Paul Robeson, Sr., the internationally famous African American singer, motion picture star and political activist, was the group’s chairman and Dr. W. E. B. Du Bois, the famed African American scholar, its vice-chairman. The CAA’s motto was: “Africa’s Problems Are Your Problems.”

– Candidate, presidential elector for Michigan for the unsuccessful bid of former U. S. Vice President Henry A. Wallace on the Progressive party ticket, 1948.

– Executive secretary, Detroit Committee to Welcome Robeson, organized by the Michigan Civil Rights Congress (MCRC), Sept. – Oct. 1949.

– Arranged for Paul Robeson to celebrate his birthday with her godson, Arthur M. Carter III, and his brother Raymond at her home, April 1954. Robeson would later refer to it as his “Special Birthday Party.” The boys’ mother, Alberta Carter, was a high school classmate and lifelong friend of Ms. Henderson’s.

– Became national director of public relations, Grand Temple of Daughters of Elks, 1955.

– Manager, successful Detroit Common [later City] Council campaign of William T. Patrick, Jr., 1957. Patrick became the first African American to serve on that body.

– Candidate, Detroit Common Council, 1967; narrowly defeated.

– Executive director, Equal Justice Council (EJC), 1968, born out of the Detroit Rebellion the year before. Recommended by Michigan Circuit Court Judge Arthur M. Bowman. The Rev. Albert B. Cleage, Jr. (later Jaramogi Abebe Agyeman), founder of the Shrine of the Black Madonna, was a board member.

– Elected to Detroit City Council, 1972, the first black person in Detroit history to win against a white opponent in a one-on-one, citywide, non-partisan election and the first black woman to serve on that body.

– Founder, Women’s Conference of Concerns (WCOC), Jan. 18, 1973.

– Delegate, International Women’s Year Conference, Mexico City, July 1975; appointed by President Jimmy Carter.

– Elected president, Detroit City Council, 1977, the first black person and the first woman to hold that office and the first to serve three consecutive terms in that position.
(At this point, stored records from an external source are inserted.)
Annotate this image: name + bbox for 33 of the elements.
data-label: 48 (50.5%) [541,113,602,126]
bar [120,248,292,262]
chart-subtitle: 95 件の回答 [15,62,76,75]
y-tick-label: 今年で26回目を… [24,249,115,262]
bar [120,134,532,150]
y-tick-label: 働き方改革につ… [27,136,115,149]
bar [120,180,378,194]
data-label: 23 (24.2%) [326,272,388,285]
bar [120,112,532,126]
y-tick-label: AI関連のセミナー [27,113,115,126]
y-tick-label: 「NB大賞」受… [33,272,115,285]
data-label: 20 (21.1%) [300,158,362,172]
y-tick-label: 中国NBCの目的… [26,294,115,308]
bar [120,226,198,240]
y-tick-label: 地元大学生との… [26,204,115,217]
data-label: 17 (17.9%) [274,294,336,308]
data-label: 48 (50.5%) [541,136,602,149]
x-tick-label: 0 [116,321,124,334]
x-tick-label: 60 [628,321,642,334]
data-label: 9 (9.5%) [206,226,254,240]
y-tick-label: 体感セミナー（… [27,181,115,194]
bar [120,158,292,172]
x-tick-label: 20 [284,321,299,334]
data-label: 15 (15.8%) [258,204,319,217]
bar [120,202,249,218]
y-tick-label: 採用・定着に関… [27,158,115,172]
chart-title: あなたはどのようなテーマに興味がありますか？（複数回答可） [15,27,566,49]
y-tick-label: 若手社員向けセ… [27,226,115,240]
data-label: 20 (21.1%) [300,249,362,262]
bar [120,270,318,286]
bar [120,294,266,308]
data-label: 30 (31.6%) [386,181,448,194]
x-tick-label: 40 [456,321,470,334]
– Organized Michigan Statewide Coalition Against Redlining to combat the practice of denying insurance and loans or charging exorbitant rates to credit-worthy individuals and businesses because they lived or were located in a particular neighborhood.

– Ordained, along with her daughter, Patrya A. Smith, as a minister, Divine Temple of Mental Science, founded in 1942 by Dr. Ann Ryan.

– Head, Michigan chapter, Continental Africa Chamber of Commerce (CACC), which sponsored four-day conference at Cobo Hall, July 1982, to promote African commerce, trade, development, tourism and investment, bringing together ambassadors and ministers of finance from 23 African nations. (Northwest Airlines brought the latter to U. S. at its expense.)

– Organizer, 40-person Detroit delegation, Third World Conference on Women, Nairobi, Kenya, July 1985.

– Declined to seek reelection for a fourth term on the Detroit City Council to run for mayor of Detroit, mostly “to give women the idea that they could run for mayor,” 1989; finished fourth in primary. Retired from the council after 17 years of service.

– Mayor Young proposed to the Detroit City Council that Memorial Park at East Jefferson and Burns, which includes a marina, be renamed Erma Henderson Park for her “outstanding” service; he dedicated it at a public ceremony, 1989.

– Published her autobiography, Down Through the Years: The Memoirs of Detroit City Council President Erma Henderson (Bloomington, Ind.: Authorhouse), 2004.